DojoZero is a system for hosting AI agents that run continuously on realtime data to reason about future outcomes and act on them, such as making predictions on sports events. DojoZero currently supports NBA and NFL.
- Build and evaluate autonomous agents on live, event-driven data streams.
- Compare agent personas and model providers with reproducible trial workflows.
- Run the same scenario in real-time and replay mode.
- Operate as a local CLI workflow or as long-running services with scheduling and tracing.
- Extend scenarios with custom agents, operators, and data streams without changing the core runtime.
Install Docker first: https://docs.docker.com/get-docker/
Then pull and run the all-in-one image:
# 1) Pull the all-in-one image
docker pull agentscope/dojozero:latest
# 2) Create `.env` (minimum required keys)
cat > .env <<'EOF'
DOJOZERO_DASHSCOPE_API_KEY=your_dashscope_key
DOJOZERO_TAVILY_API_KEY=your_tavily_key
# You can use other provider keys instead of the dashscope api key above (e.g. DOJOZERO_OPENAI_API_KEY).
# See `.env.example` for the full list and optional settings.
EOF
# 3) Run directly (uses container defaults)

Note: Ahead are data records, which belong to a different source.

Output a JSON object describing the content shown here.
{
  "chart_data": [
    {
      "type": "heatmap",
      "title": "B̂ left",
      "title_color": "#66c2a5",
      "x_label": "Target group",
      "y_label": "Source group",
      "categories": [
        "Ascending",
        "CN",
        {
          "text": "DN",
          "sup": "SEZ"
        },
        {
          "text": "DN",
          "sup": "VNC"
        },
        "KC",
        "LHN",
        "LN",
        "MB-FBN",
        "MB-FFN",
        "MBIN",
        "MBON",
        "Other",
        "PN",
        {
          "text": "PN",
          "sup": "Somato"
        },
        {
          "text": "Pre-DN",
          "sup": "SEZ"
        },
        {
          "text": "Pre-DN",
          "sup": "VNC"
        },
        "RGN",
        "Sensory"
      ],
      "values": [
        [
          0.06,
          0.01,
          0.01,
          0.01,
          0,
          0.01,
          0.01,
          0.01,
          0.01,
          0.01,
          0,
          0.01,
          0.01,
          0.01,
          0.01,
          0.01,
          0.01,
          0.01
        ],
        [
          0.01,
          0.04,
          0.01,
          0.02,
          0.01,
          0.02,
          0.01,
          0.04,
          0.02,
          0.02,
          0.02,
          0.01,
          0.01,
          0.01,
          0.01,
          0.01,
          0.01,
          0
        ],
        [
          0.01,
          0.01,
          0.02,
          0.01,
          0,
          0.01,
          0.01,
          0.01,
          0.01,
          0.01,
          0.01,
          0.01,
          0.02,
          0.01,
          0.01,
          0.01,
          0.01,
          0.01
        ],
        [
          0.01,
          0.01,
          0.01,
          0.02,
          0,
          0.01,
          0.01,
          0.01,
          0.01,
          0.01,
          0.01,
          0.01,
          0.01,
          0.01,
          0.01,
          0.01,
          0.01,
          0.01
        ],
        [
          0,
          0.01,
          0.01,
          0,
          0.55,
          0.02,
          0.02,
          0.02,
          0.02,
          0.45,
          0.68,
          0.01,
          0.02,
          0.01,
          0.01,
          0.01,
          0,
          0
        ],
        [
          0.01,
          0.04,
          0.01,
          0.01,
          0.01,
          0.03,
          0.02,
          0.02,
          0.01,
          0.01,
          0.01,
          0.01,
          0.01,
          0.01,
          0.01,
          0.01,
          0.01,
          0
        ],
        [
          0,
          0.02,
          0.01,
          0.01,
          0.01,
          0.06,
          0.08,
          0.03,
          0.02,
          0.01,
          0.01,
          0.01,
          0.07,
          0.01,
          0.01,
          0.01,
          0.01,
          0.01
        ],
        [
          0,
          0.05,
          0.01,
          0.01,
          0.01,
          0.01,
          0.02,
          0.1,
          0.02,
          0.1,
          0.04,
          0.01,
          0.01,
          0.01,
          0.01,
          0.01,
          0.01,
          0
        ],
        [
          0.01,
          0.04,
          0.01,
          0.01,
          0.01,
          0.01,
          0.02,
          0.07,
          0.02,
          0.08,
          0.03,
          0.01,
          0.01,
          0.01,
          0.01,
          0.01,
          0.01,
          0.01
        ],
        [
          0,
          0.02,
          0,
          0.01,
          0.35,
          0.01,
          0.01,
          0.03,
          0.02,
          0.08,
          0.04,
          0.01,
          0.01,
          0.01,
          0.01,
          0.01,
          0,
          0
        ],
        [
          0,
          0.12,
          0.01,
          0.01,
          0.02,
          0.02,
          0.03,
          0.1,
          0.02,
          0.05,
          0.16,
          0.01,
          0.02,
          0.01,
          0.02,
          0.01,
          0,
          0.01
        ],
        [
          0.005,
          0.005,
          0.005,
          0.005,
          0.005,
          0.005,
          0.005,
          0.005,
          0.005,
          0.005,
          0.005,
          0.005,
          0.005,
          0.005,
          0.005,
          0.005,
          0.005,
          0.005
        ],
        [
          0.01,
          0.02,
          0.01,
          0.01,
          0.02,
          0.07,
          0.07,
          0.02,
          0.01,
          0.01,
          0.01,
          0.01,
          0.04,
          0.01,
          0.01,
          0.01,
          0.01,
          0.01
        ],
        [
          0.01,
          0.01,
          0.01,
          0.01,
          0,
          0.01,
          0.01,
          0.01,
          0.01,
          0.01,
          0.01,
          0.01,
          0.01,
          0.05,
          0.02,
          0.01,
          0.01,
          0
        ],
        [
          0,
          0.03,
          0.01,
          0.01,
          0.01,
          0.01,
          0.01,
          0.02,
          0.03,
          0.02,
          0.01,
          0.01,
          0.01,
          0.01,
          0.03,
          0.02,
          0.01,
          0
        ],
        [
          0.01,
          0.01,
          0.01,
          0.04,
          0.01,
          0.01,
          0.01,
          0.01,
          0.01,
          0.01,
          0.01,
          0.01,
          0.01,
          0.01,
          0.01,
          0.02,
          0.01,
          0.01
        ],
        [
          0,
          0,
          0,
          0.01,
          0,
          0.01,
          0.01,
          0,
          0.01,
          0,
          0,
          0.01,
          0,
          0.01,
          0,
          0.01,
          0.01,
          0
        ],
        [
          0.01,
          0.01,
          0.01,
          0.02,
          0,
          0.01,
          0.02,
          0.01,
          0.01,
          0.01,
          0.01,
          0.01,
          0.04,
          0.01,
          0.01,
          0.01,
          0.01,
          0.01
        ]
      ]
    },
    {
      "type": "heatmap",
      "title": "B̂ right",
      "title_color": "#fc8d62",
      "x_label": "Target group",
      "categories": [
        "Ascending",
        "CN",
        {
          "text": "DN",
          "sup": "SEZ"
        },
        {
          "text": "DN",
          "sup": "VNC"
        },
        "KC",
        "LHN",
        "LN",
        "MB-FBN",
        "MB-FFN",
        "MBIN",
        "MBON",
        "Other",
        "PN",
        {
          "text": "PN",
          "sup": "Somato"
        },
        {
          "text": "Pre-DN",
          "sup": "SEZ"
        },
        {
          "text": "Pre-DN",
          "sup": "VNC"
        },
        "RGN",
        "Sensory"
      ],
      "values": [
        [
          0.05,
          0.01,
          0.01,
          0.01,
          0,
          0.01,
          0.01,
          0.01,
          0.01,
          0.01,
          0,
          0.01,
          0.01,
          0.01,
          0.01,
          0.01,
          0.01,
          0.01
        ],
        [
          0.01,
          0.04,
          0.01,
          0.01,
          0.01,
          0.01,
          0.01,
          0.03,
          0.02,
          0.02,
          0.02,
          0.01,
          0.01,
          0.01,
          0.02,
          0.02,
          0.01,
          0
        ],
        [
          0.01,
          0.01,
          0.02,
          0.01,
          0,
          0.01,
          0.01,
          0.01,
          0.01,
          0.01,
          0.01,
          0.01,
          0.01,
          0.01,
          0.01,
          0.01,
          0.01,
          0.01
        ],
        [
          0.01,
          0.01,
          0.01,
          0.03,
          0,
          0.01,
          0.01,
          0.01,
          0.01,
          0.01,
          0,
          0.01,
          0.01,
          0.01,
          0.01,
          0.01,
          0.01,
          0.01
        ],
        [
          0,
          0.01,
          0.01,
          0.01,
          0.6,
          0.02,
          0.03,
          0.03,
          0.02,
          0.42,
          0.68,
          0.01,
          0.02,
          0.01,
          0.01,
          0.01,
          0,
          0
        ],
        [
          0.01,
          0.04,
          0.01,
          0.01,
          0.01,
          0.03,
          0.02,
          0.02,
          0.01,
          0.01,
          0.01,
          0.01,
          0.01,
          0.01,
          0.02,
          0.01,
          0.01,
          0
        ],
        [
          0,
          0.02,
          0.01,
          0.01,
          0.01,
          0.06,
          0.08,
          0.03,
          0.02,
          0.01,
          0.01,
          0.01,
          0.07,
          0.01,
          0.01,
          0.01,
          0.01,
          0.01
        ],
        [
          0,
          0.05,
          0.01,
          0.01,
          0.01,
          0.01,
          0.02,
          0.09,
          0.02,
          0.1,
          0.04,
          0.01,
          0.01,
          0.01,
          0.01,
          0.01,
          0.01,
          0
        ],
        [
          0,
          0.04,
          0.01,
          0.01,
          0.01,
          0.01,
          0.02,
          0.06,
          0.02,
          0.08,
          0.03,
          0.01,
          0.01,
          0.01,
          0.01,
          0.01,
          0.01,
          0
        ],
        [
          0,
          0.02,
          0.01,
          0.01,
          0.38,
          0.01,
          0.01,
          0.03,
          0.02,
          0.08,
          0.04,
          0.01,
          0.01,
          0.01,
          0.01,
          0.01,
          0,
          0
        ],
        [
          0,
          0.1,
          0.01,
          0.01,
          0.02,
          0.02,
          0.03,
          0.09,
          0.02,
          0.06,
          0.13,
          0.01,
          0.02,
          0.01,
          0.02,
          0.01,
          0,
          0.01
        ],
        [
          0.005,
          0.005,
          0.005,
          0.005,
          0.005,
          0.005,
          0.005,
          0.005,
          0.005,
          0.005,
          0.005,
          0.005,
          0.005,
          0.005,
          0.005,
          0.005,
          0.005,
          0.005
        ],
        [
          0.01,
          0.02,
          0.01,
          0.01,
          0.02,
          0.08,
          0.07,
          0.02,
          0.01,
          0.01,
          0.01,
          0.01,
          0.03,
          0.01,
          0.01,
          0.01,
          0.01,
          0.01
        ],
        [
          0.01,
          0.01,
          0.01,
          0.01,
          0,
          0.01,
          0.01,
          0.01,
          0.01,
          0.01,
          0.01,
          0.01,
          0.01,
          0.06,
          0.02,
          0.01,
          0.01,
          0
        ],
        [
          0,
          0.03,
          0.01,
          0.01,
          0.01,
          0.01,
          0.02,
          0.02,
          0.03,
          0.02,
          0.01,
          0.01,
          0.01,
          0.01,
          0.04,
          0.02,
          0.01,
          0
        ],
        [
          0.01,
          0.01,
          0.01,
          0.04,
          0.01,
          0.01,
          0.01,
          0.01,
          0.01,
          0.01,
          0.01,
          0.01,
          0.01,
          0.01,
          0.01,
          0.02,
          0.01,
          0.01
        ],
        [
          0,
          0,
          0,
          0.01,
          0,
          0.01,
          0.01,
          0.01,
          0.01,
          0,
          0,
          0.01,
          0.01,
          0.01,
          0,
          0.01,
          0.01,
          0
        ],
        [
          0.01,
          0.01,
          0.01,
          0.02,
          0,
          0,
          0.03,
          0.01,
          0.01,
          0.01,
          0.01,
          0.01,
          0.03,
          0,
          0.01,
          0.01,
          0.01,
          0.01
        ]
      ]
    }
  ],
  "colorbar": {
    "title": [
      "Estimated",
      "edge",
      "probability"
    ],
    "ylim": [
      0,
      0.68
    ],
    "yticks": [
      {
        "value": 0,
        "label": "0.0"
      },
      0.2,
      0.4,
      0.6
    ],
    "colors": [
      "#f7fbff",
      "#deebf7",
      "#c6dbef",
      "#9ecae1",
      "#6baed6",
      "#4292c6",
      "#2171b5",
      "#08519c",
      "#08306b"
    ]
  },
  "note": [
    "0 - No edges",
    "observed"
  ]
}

docker run -d --name dojozero \
--env-file .env \
-p 8000:8000 \
-p 3001:3001 \
-p 16686:16686 \
agentscope/dojozero:latestOpen in your browser:
- Dashboard:
http://localhost:8000 - Arena:
http://localhost:3001 - Jaeger:
http://localhost:16686
- For advanced users: install DojoZero locally and run more commands via the CLI:
docs/cli.md - Customize trials and agents:
docs/configuration.md - Run game-centric trials with the NBA/NFL tool runners:
docs/trial-runners.md - Replay historical events:
docs/backtesting.md
These are some of the efforts we are currently working on:
You can start from existing NBA/NFL builders, then extend to:
- More sources of prediction data (e.g., FIFA, spreads, totals, and props).
- Non-sports forecasting domains with event-sourced data streams.
- Custom operators (execution, risk limits, portfolio constraints).
Use backtesting data and prediction outcomes to improve prediction policies over time.
In multi-agent scenarios, agents can post rationale, confidence levels, and position updates on a shared social board.